ISBN 978-3-10-490489-4
Sternchen verweisen auf die Anmerkungen VWs, S. 111ff.
Sir Philip Sidney (1554–86), Dichter, Gentleman, Soldat, Begründer der englischen Dichtungstheorie. Seine umfangreiche Prosaromanze, The Countess of Pembroke's Arcadia, die in zwei Fassungen existiert (1581 und 1583–4), ist eine Kompilation höfischer und bukolischer Themen nach französischem und italienischem Vorbild.
Zu den Mitfords, insbesondere zu der aus Not Schriftstellerin gewordenen Mary Russell Mitford (1787–1855), vgl. VWs Essay »Miss Mitford« in Der gewöhnliche Leser. Band I, Frankfurt 1989, 220–226. Mary Russell Mitford war bekannt als Lyrikerin, erfolgreich als Dramatikerin (Foscari, 1826, Rienzi, 1828), überlebte aber vor allem durch ihre Schilderungen des englischen Landlebens (Our Village, 1832), sowie als Verfasserin gescheiter und klatschsüchtiger Briefe (an Lamb, Ruskin, Landor, Elizabeth Barrett Browning etc.).
Edward Bouverie Pusey (1800–82), Hebraist, einer der Führer des Oxford Movement, einer Bewegung zur Rückbesinnung auf die Werte der High Church of England, die durch eine größere Nähe zur römischen Kirche als die Richtungen der Low oder Broad Church gekennzeichnet war. Über seinen älteren Bruder ist nichts zu sagen.
Elizabeth Barrett (1806–61) hatte sich bereits als Dichterin und Übersetzerin aus dem Griechischen einen Namen gemacht, als sie 1838 auf Grund eines geplatzten Blutgefäßes todkrank wurde. In Torquay an der Westküste, wo sie Heilung suchte, verschlimmerte sich ihr Zustand noch dadurch, daß ihr älterer Bruder, Edward, ertrank, was sie in eine tiefe Depression stürzte und wie ein Schatten über ihrem künftigen Leben lag. Immer noch krank, kehrte sie 1841 nach London zurück.
Der tyrannische Edward Moulton Barrett, der seinen erwachsenen Söhnen und Töchtern die Heirat verbot, besaß große Plantagen in Jamaika.

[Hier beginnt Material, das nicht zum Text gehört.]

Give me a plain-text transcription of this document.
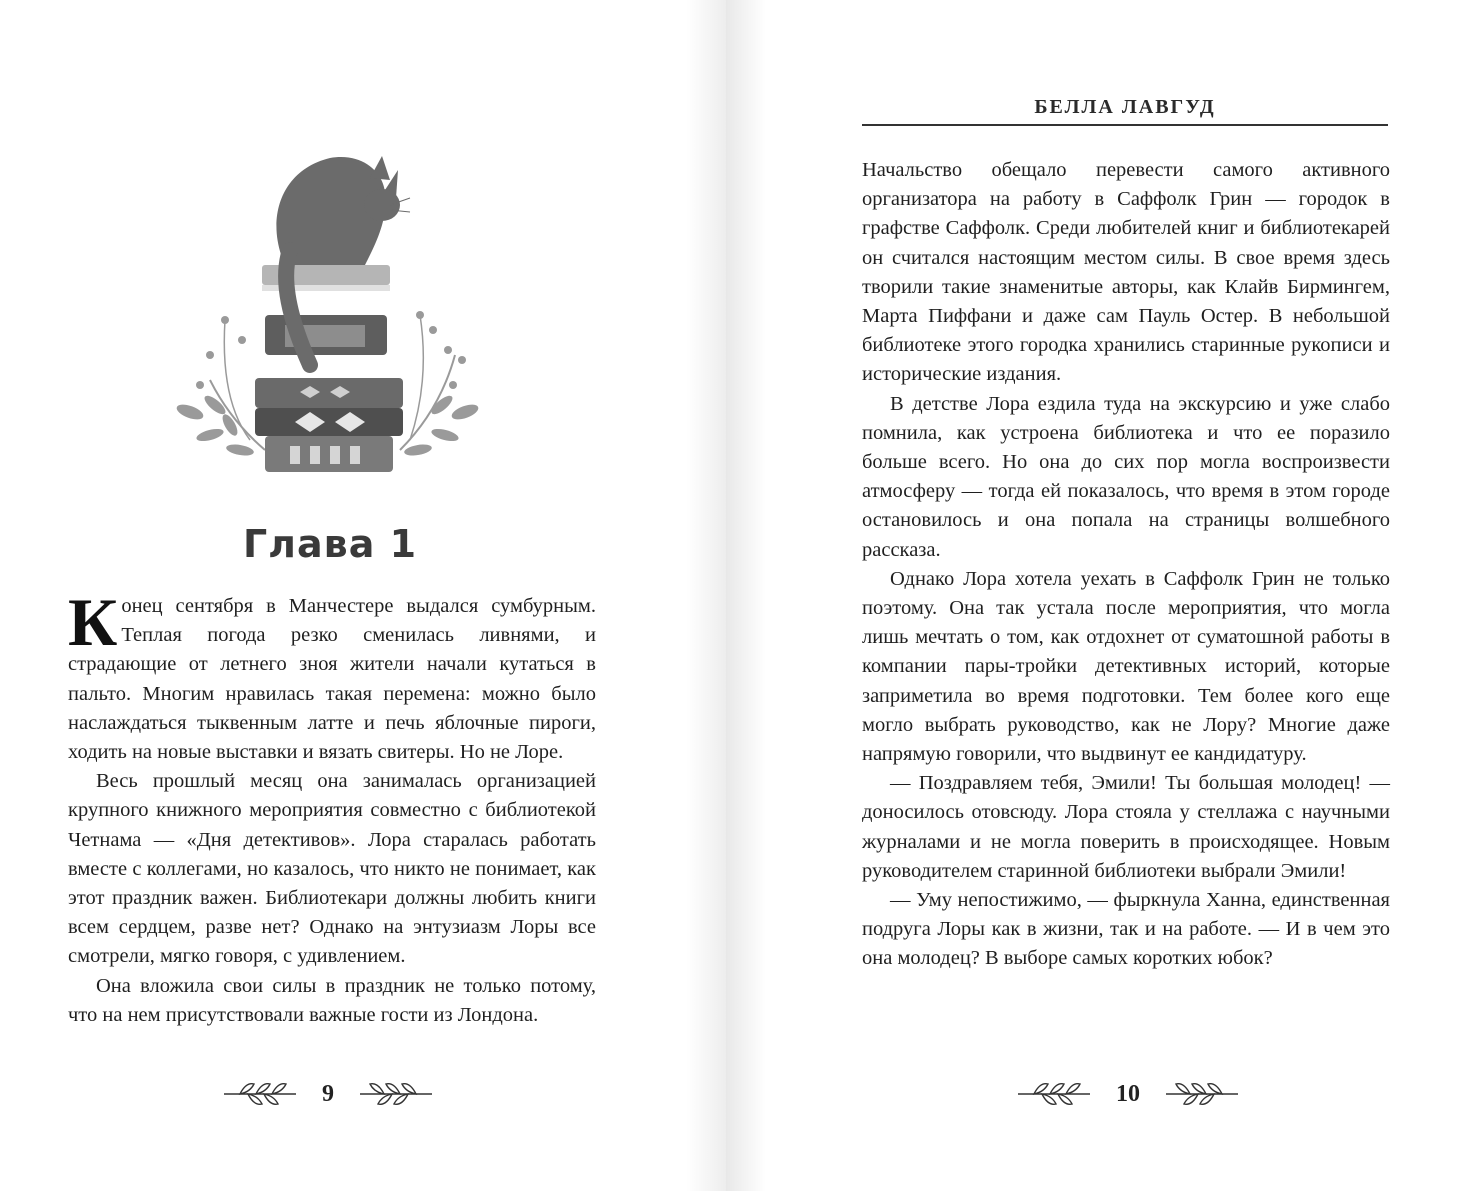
Глава 1

Конец сентября в Манчестере выдался сумбурным. Теплая погода резко сменилась ливнями, и страдающие от летнего зноя жители начали кутаться в пальто. Многим нравилась такая перемена: можно было наслаждаться тыквенным латте и печь яблочные пироги, ходить на новые выставки и вязать свитеры. Но не Лоре.

Весь прошлый месяц она занималась организацией крупного книжного мероприятия совместно с библиотекой Четнама — «Дня детективов». Лора старалась работать вместе с коллегами, но казалось, что никто не понимает, как этот праздник важен. Библиотекари должны любить книги всем сердцем, разве нет? Однако на энтузиазм Лоры все смотрели, мягко говоря, с удивлением.

Она вложила свои силы в праздник не только потому, что на нем присутствовали важные гости из Лондона.

9
БЕЛЛА ЛАВГУД

Начальство обещало перевести самого активного организатора на работу в Саффолк Грин — городок в графстве Саффолк. Среди любителей книг и библиотекарей он считался настоящим местом силы. В свое время здесь творили такие знаменитые авторы, как Клайв Бирмингем, Марта Пиффани и даже сам Пауль Остер. В небольшой библиотеке этого городка хранились старинные рукописи и исторические издания.

В детстве Лора ездила туда на экскурсию и уже слабо помнила, как устроена библиотека и что ее поразило больше всего. Но она до сих пор могла воспроизвести атмосферу — тогда ей показалось, что время в этом городе остановилось и она попала на страницы волшебного рассказа.

Однако Лора хотела уехать в Саффолк Грин не только поэтому. Она так устала после мероприятия, что могла лишь мечтать о том, как отдохнет от суматошной работы в компании пары-тройки детективных историй, которые заприметила во время подготовки. Тем более кого еще могло выбрать руководство, как не Лору? Многие даже напрямую говорили, что выдвинут ее кандидатуру.

— Поздравляем тебя, Эмили! Ты большая молодец! — доносилось отовсюду. Лора стояла у стеллажа с научными журналами и не могла поверить в происходящее. Новым руководителем старинной библиотеки выбрали Эмили!

— Уму непостижимо, — фыркнула Ханна, единственная подруга Лоры как в жизни, так и на работе. — И в чем это она молодец? В выборе самых коротких юбок?

10
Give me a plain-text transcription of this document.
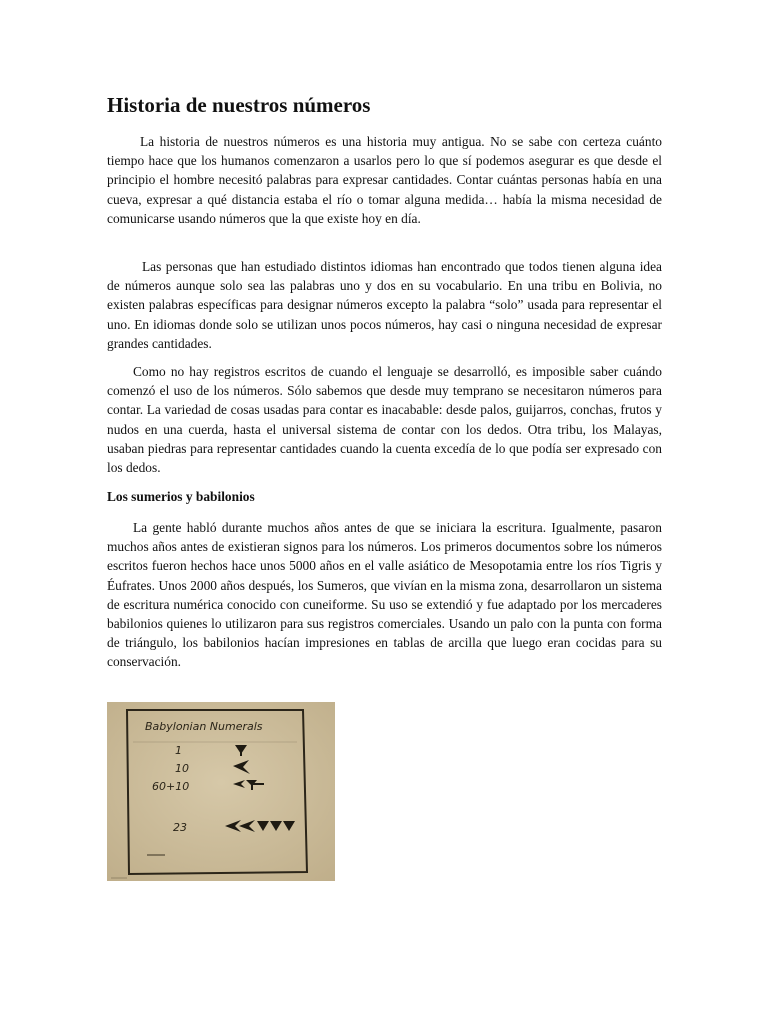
Historia de nuestros números

La historia de nuestros números es una historia muy antigua. No se sabe con certeza cuánto tiempo hace que los humanos comenzaron a usarlos pero lo que sí podemos asegurar es que desde el principio el hombre necesitó palabras para expresar cantidades. Contar cuántas personas había en una cueva, expresar a qué distancia estaba el río o tomar alguna medida… había la misma necesidad de comunicarse usando números que la que existe hoy en día.

Las personas que han estudiado distintos idiomas han encontrado que todos tienen alguna idea de números aunque solo sea las palabras uno y dos en su vocabulario. En una tribu en Bolivia, no existen palabras específicas para designar números excepto la palabra “solo” usada para representar el uno. En idiomas donde solo se utilizan unos pocos números, hay casi o ninguna necesidad de expresar grandes cantidades.

Como no hay registros escritos de cuando el lenguaje se desarrolló, es imposible saber cuándo comenzó el uso de los números. Sólo sabemos que desde muy temprano se necesitaron números para contar. La variedad de cosas usadas para contar es inacabable: desde palos, guijarros, conchas, frutos y nudos en una cuerda, hasta el universal sistema de contar con los dedos. Otra tribu, los Malayas, usaban piedras para representar cantidades cuando la cuenta excedía de lo que podía ser expresado con los dedos.

Los sumerios y babilonios

La gente habló durante muchos años antes de que se iniciara la escritura. Igualmente, pasaron muchos años antes de existieran signos para los números. Los primeros documentos sobre los números escritos fueron hechos hace unos 5000 años en el valle asiático de Mesopotamia entre los ríos Tigris y Éufrates. Unos 2000 años después, los Sumeros, que vivían en la misma zona, desarrollaron un sistema de escritura numérica conocido con cuneiforme. Su uso se extendió y fue adaptado por los mercaderes babilonios quienes lo utilizaron para sus registros comerciales. Usando un palo con la punta con forma de triángulo, los babilonios hacían impresiones en tablas de arcilla que luego eran cocidas para su conservación.

Babylonian Numerals
1
10
60+10
23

John Kenyon (1784–1856), Poet und Philanthrop, Verwandter, Freund und Vertrauter Elizabeth Barretts, der ihr die deutsche Literatur (etwa Schiller) nahebrachte, sie aber auch mit dem Dichter Robert Browning (1812 – 89) bekannt machte. Seine Freundschaft nimmt einigen Raum im Briefwechsel der beiden dichtenden Liebenden ein. Ihm widmete sie 1844 ihr Gedicht »The Dead Pan« und 1856 ihr berühmtestes Gedicht »Aurora Leigh«. Siehe auch VWs Exzerpte zu Kenyon als Vorleser Barrettscher Gedichte, unten S. 111f.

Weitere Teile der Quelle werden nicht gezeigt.